Предполагают, что в мире, во вселенной существуют вещи так, как существуют вещи в доме культуры, разделяясь на практические особенности. Как же поэтому нет вещей во вселенной и в мире?
У человека есть и законы — следовательно, они должны быть и в природе, ибо <иначе же> откуда их взяли > <Человек> узнал, что один элемент имеет одни свойства, другой другие, через их сплетение <человек> получил закон их взаимодействий.
Каждая вещь построена, следовательно, на законе; почему бы не быть и миру построенным на законе > Если человек обдумывает вещь, <то> почему бы и природе не обдумывать > Если у человека <есть> разум, <то> почему бы не иметь <его> природе >
Если у меня есть потребность, то, очевидно, и у природы есть такая же потребность, ибо все то, что <есть> у человека, должно быть и у природы.
Отсюда, конечно, вселенский разум, возможно, построил Солнце по заранее обдуманному чертежу вполне ясным, конкретным. Конечно, постройка эта должна происходить не только подсознательно, но и должен быть произведен научный анализ предположений и явлений, конечно, с выводом, не иначе как практическим, целесообразным.
И в нашей Солнечной системе Солнце стало выводом или синтезом, от которого и возникают все остальные последствия. У Солнца стало множество функций, <заключавшихся> в отапливании земного шара и выгревании всевозможных явлений жизни. И человеку показалось очень ясно, что он царь на земле и что солнце работает исключительно для него, и все растет и живет для него, а то, что не подчиняется ему на этом земном шаре, он это называет стихией и ведет <с ней> неумолимую борьбу и сковывает цепями закона в усмирение элементов стихии перед ним. Так вселенский разум все обдумал и создал все для человека, и человек стал единственным владыкой мира. «Мы новый путь земле укажем». Не хотим ли быть Богами > Луна тоже имеет определенное назначение, освещать запоздавшему <путнику> дорогу после заката солнца.
Мировой разум строил все обдуманно, а главное, практично все для человека; все практические вещи, конечно, возникают из тех материалов, которые уготовлены мировым разумом, и <они,> конечно, поддержанные духом, становятся одухотворенными. Человек одухотворяет вещь в процессе ее создания, и только та вещь живою становится, которая одухотворена человеком. По некоторым соображениям общежития дух это есть такая теплота, которая теплится в создаваемой им вещи, и вещь живет до тех пор, пока окружающие ее обстоятельства не разрушат ее и не выйдет из нее дух. Тоже возникает и вся природа из материалов, заложенных в материи, и жизнь в них теплится до тех пор, пока существует теплота. Угаснет Солнце, и <тогда>, возникает предположение, что все на Земле умрет.
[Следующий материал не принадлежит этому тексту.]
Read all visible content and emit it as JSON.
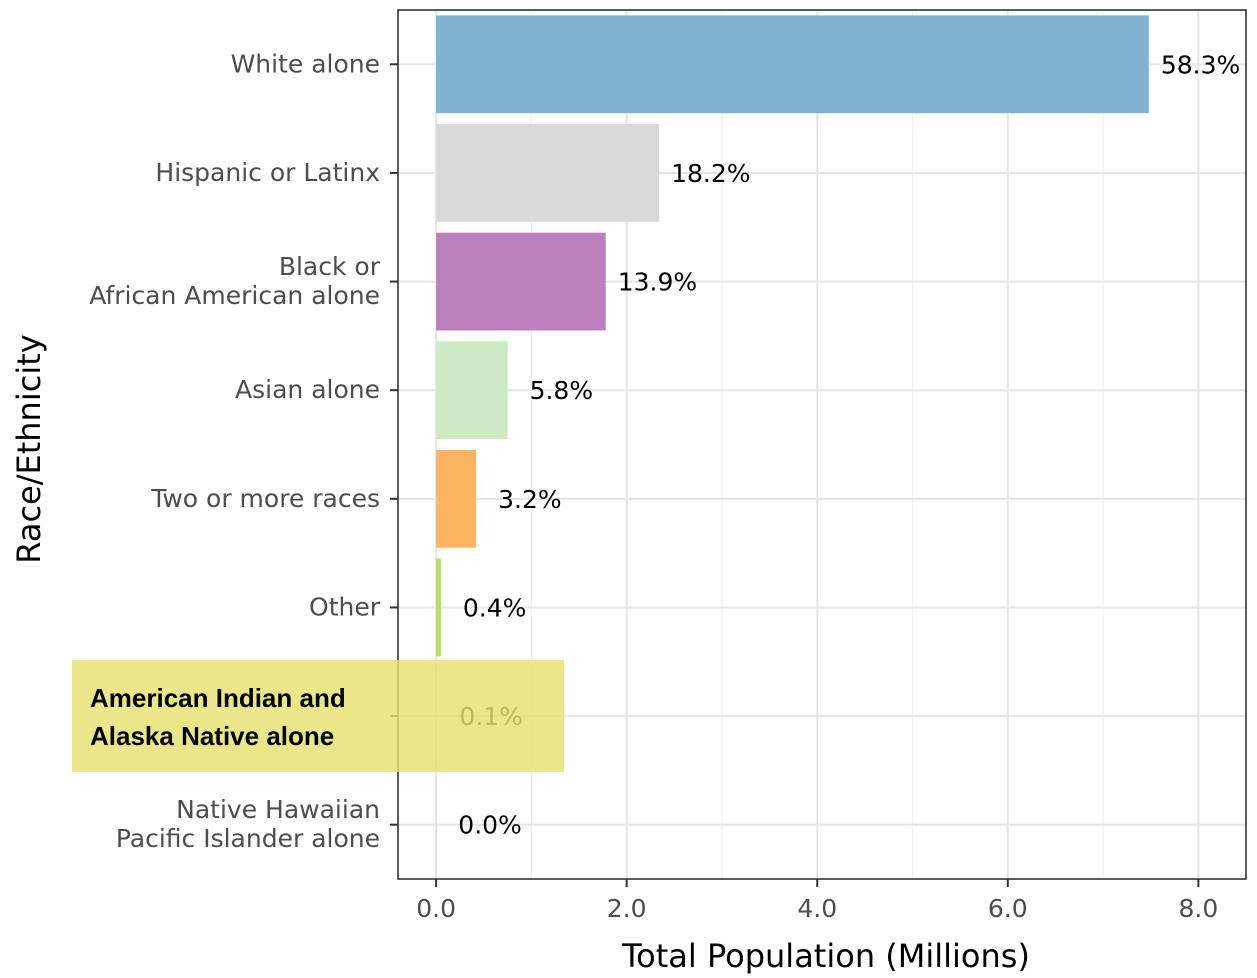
{
  "chart_data": {
    "type": "bar",
    "orientation": "horizontal",
    "categories": [
      [
        "White alone"
      ],
      [
        "Hispanic or Latinx"
      ],
      [
        "Black or",
        "African American alone"
      ],
      [
        "Asian alone"
      ],
      [
        "Two or more races"
      ],
      [
        "Other"
      ],
      [
        "American Indian and",
        "Alaska Native alone"
      ],
      [
        "Native Hawaiian",
        "Pacific Islander alone"
      ]
    ],
    "values": [
      7.48,
      2.34,
      1.78,
      0.75,
      0.42,
      0.05,
      0.013,
      0.002
    ],
    "data_labels": [
      "58.3%",
      "18.2%",
      "13.9%",
      "5.8%",
      "3.2%",
      "0.4%",
      "0.1%",
      "0.0%"
    ],
    "colors": [
      "#80b1d3",
      "#d9d9d9",
      "#bc80bd",
      "#ccebc5",
      "#fdb462",
      "#b3de69",
      "#fccde5",
      "#8dd3c7"
    ],
    "xlabel": "Total Population (Millions)",
    "ylabel": "Race/Ethnicity",
    "xlim": [
      -0.4,
      8.5
    ],
    "xticks": [
      0,
      2,
      4,
      6,
      8
    ],
    "xtick_labels": [
      "0.0",
      "2.0",
      "4.0",
      "6.0",
      "8.0"
    ],
    "grid": true,
    "highlight": {
      "category_index": 6,
      "color": "#e6e070"
    }
  }
}
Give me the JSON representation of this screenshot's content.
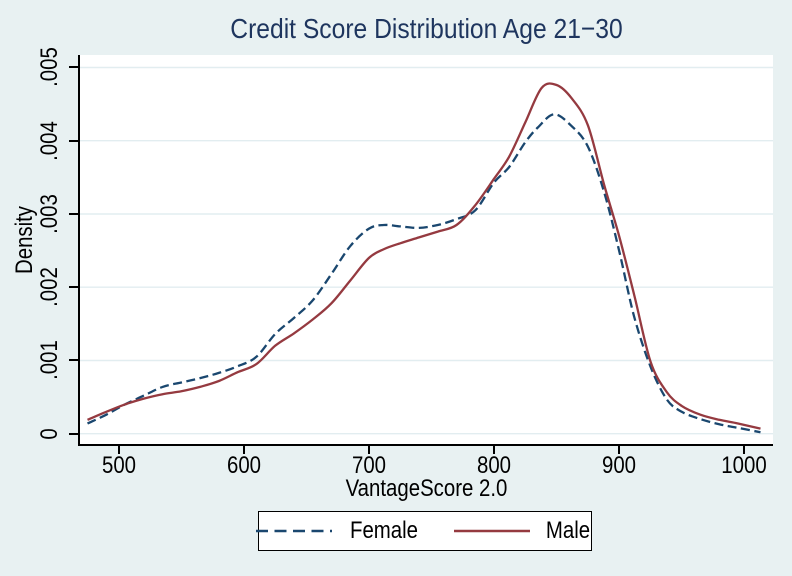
{
  "title": "Credit Score Distribution Age 21−30",
  "chart_data": {
    "type": "line",
    "title": "Credit Score Distribution Age 21−30",
    "xlabel": "VantageScore 2.0",
    "ylabel": "Density",
    "xlim": [
      469,
      1023
    ],
    "ylim": [
      -0.00014,
      0.00517
    ],
    "x_ticks": [
      500,
      600,
      700,
      800,
      900,
      1000
    ],
    "x_tick_labels": [
      "500",
      "600",
      "700",
      "800",
      "900",
      "1000"
    ],
    "y_ticks": [
      0,
      0.001,
      0.002,
      0.003,
      0.004,
      0.005
    ],
    "y_tick_labels": [
      "0",
      ".001",
      ".002",
      ".003",
      ".004",
      ".005"
    ],
    "grid": true,
    "grid_color": "#e2edf0",
    "plot_background": "#ffffff",
    "page_background": "#e8f1f2",
    "title_color": "#1e355e",
    "axis_color": "#000000",
    "legend_position": "bottom-center",
    "series": [
      {
        "name": "Female",
        "style": "dashed",
        "color": "#1a476f",
        "dash": "9,4.5",
        "x": [
          475,
          490,
          505,
          520,
          535,
          550,
          565,
          580,
          595,
          610,
          625,
          640,
          655,
          670,
          685,
          700,
          712,
          725,
          740,
          755,
          770,
          785,
          800,
          812,
          825,
          835,
          848,
          862,
          875,
          888,
          900,
          912,
          925,
          938,
          950,
          965,
          980,
          995,
          1013
        ],
        "y": [
          0.00014,
          0.00026,
          0.0004,
          0.00052,
          0.00064,
          0.0007,
          0.00076,
          0.00083,
          0.00092,
          0.00105,
          0.00136,
          0.00158,
          0.00182,
          0.00218,
          0.00256,
          0.0028,
          0.00285,
          0.00283,
          0.00281,
          0.00285,
          0.00293,
          0.00305,
          0.00343,
          0.00364,
          0.00398,
          0.00418,
          0.00436,
          0.0042,
          0.00392,
          0.0033,
          0.0025,
          0.0016,
          0.00092,
          0.00047,
          0.0003,
          0.0002,
          0.00013,
          8e-05,
          2e-05
        ]
      },
      {
        "name": "Male",
        "style": "solid",
        "color": "#953a40",
        "dash": "",
        "x": [
          475,
          490,
          505,
          520,
          535,
          550,
          565,
          580,
          595,
          610,
          625,
          640,
          655,
          670,
          685,
          700,
          712,
          725,
          740,
          755,
          770,
          785,
          800,
          812,
          825,
          838,
          850,
          862,
          875,
          888,
          900,
          912,
          925,
          938,
          950,
          965,
          980,
          995,
          1013
        ],
        "y": [
          0.00019,
          0.0003,
          0.0004,
          0.00048,
          0.00054,
          0.00058,
          0.00064,
          0.00072,
          0.00084,
          0.00095,
          0.0012,
          0.00137,
          0.00156,
          0.00178,
          0.00209,
          0.0024,
          0.00252,
          0.0026,
          0.00268,
          0.00276,
          0.00285,
          0.00312,
          0.00348,
          0.00378,
          0.00425,
          0.00472,
          0.00476,
          0.00458,
          0.00421,
          0.0034,
          0.0027,
          0.0019,
          0.00099,
          0.00057,
          0.00038,
          0.00026,
          0.00019,
          0.00014,
          7e-05
        ]
      }
    ]
  }
}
Возможно, что дело обстоит иначе, не так разумно и не так практично и целесообразно построена природа; возможно, что она вовсе не построена, что существу<ет> нечто, которое называется в другом случае веществом (к чему я очень скептически отношусь), что вещество в своем действии не только не имеет определенной потребности и цели, но и не знает ее, оно слепое вне сознания действие и не предвидит ничего в своих процессах спадения и распадения. Возможно, что <при> распадении вещества> возникла температура и создала множество новых обстоятельств. Человек к такому акту распадения целого вещества отнесся как к мировой катастрофе с точки зрения распада дома, дерева, камня и т. п. Но так как в природе признана неизменность вещества в том смысле, что оно в огне, в воде, в морозе всюду едино в разных видах, что это нечто одно и то же во всех видах существует, <то> нужно признать отсюда, что катастрофы не существует в мире, ибо мир — одно вещество, неизменное во всех видах и процессах створения и растворения.
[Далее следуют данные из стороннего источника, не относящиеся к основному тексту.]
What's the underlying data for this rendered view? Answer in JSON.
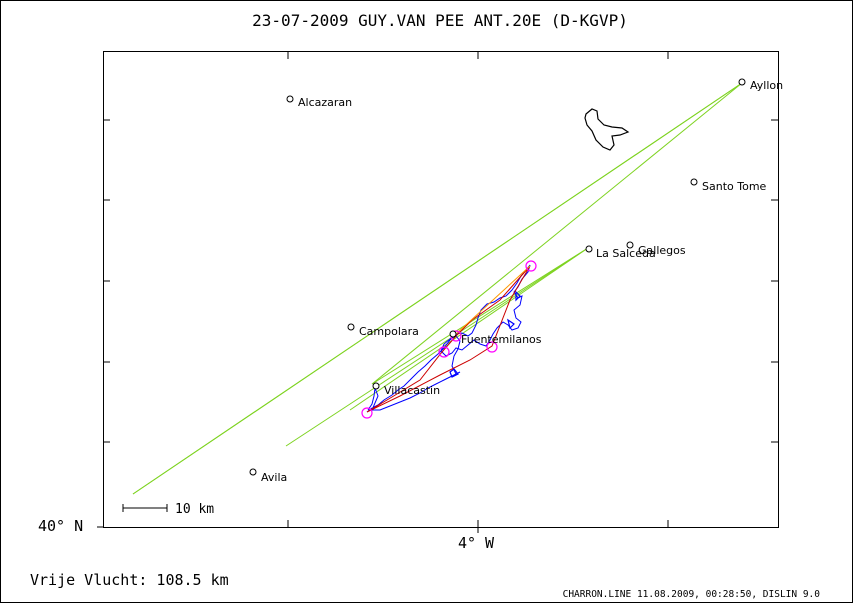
{
  "header": {
    "title": "23-07-2009    GUY.VAN PEE    ANT.20E (D-KGVP)"
  },
  "axes": {
    "lat_label": "40° N",
    "lon_label": "4° W"
  },
  "scale": {
    "label": "10 km"
  },
  "places": [
    {
      "id": "ayllon",
      "name": "Ayllon"
    },
    {
      "id": "alcazaran",
      "name": "Alcazaran"
    },
    {
      "id": "santo-tome",
      "name": "Santo Tome"
    },
    {
      "id": "gallegos",
      "name": "Gallegos"
    },
    {
      "id": "la-salceda",
      "name": "La Salceda"
    },
    {
      "id": "campolara",
      "name": "Campolara"
    },
    {
      "id": "fuentemilanos",
      "name": "Fuentemilanos"
    },
    {
      "id": "villacastin",
      "name": "Villacastin"
    },
    {
      "id": "avila",
      "name": "Avila"
    }
  ],
  "footer": {
    "distance_label": "Vrije Vlucht:  108.5 km",
    "credits": "CHARRON.LINE 11.08.2009, 00:28:50, DISLIN 9.0"
  },
  "colors": {
    "frame": "#000000",
    "task_lines": "#7ed321",
    "track_blue": "#0000ff",
    "track_red": "#cc0000",
    "turnpoints": "#ff00ff"
  }
}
Свет, существующий в нем, не свет, как и тьма не тьма, <но> только один из видов этого нечто; это нечто познается как бы через путь построения призм, и в призме только увидим, что одно и то же <нечто> в двух-трех тысячах и больше видах может быть. Цвет — он же и свет, свет — он же и цвет, смотря по обстоятельству.
Все живописные направления представляют собой призмы, и через них видна та или иная реальность; те или иные призмы живописных изменений, конечно, <по>являются в силу физиологического построения мозговых частиц или зеркалец, и благодаря перестроению этих зеркалец мы получаем тот или иной выраженный вид на холсте. Это новая и в бесконечном ряду стоящая реальная форма неизменного по существу явления.
Супрематизм тоже призма, но призма, через которую не видно ни одного «что». В супрематической призме «мир» вне грани, в его призме не преломляется «мир» вещей, ибо их нет, оба беспредметны.